GFLOPS provides AI solutions that support corporate efficiency and innovation, with strengths in cutting-edge AI technology and data analysis. In particular, its proprietary solutions combining large language models (LLMs) and RAG (Retrieval-Augmented Generation) technology achieve high answer accuracy and flexibility, and adoption is spreading among many companies.

  • Company: GFLOPS Co., Ltd.
  • Head office: Shibuya-ku, Tokyo
  • Business: Development and provision of AI services leveraging large language models (LLMs) and generative AI technology

※1 Supercomputer Fugaku: The successor to the supercomputer K. Aimed at contributing to Japan’s growth by solving social and scientific challenges in the 2020s and producing world-leading results, it began shared use in March 2021 as a world-class supercomputer in the overall strength of power efficiency, computing performance, user convenience and ease of use, groundbreaking results, and acceleration functions for big data and AI.

※2 LLM (Large Language Model): A neural network with a vast number of parameters, from billions to hundreds of billions. A core technology in natural language processing and generative AI, it learns from enormous text data to enable advanced language understanding and generation.

※3 RAG (Retrieval-Augmented Generation): Technology that has a large language model reference external documents and data sources in real time when generating an answer. It helps curb hallucination (generation of false information) and improves answer accuracy.

※4 HPCG (High Performance Conjugate Gradient): A benchmark that competes on the processing speed of the conjugate gradient method actually used in industrial applications. Unlike LINPACK’s theoretical performance measurement, it is valued as a metric for evaluating more realistic computation. Fugaku has won this ranking for 10 consecutive terms (as of November 2024).

※5 CNN (Convolutional Neural Network): A type of neural network that shows high performance in fields such as image and speech recognition.

※6 GAN (Generative Adversarial Network): A mechanism that trains two networks — a generator and a discriminator — against each other, capable of generating data so refined it is indistinguishable from real data.

※7 RNN (Recurrent Neural Network): A neural network suited to handling data where “order” and “context” matter, such as time-series data and text.

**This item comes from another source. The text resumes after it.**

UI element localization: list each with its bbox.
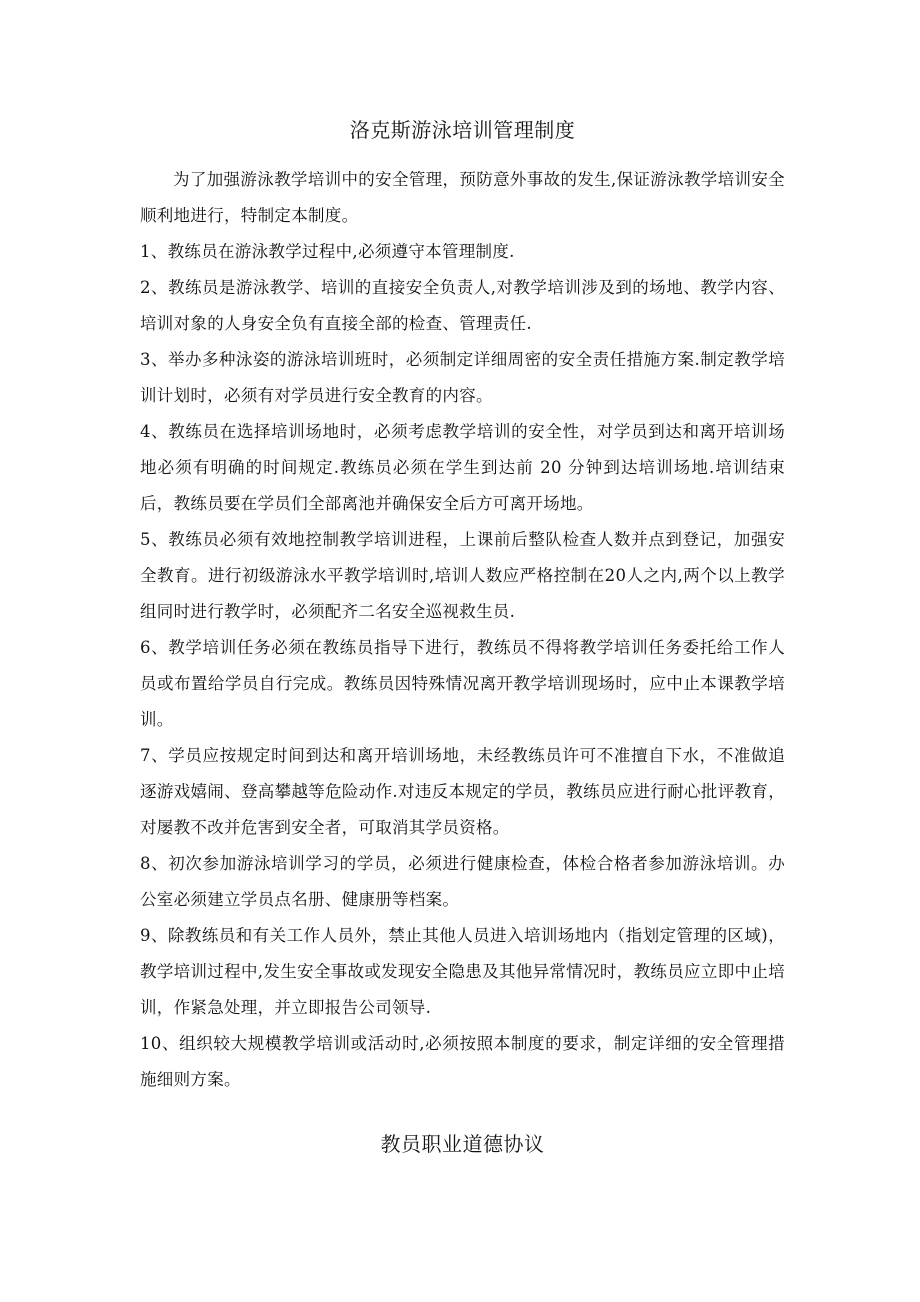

※8 Google Brain: The name for the AI research project and team launched by Google. Known for training neural networks at large scale around 2012 and making a major leap in image recognition and other areas.

※9 GPU (Graphics Processing Unit): A processor originally designed to process computer graphics quickly. In recent years, because it delivers high performance in large-scale parallel computation such as deep learning, it has become indispensable hardware for supercomputers and AI research.

※10 AI for Science: An effort to apply AI not only to engineering and industry but to basic science and academic research itself, aiming for scientific discovery and the creation of new knowledge. One of the research areas R-CCS focuses on.

※11 AskDona: A generative AI chat already deployed by RIKEN R-CCS on the Fugaku support site. Using RAG technology, it answers user questions while referencing Fugaku’s manuals and technical documents.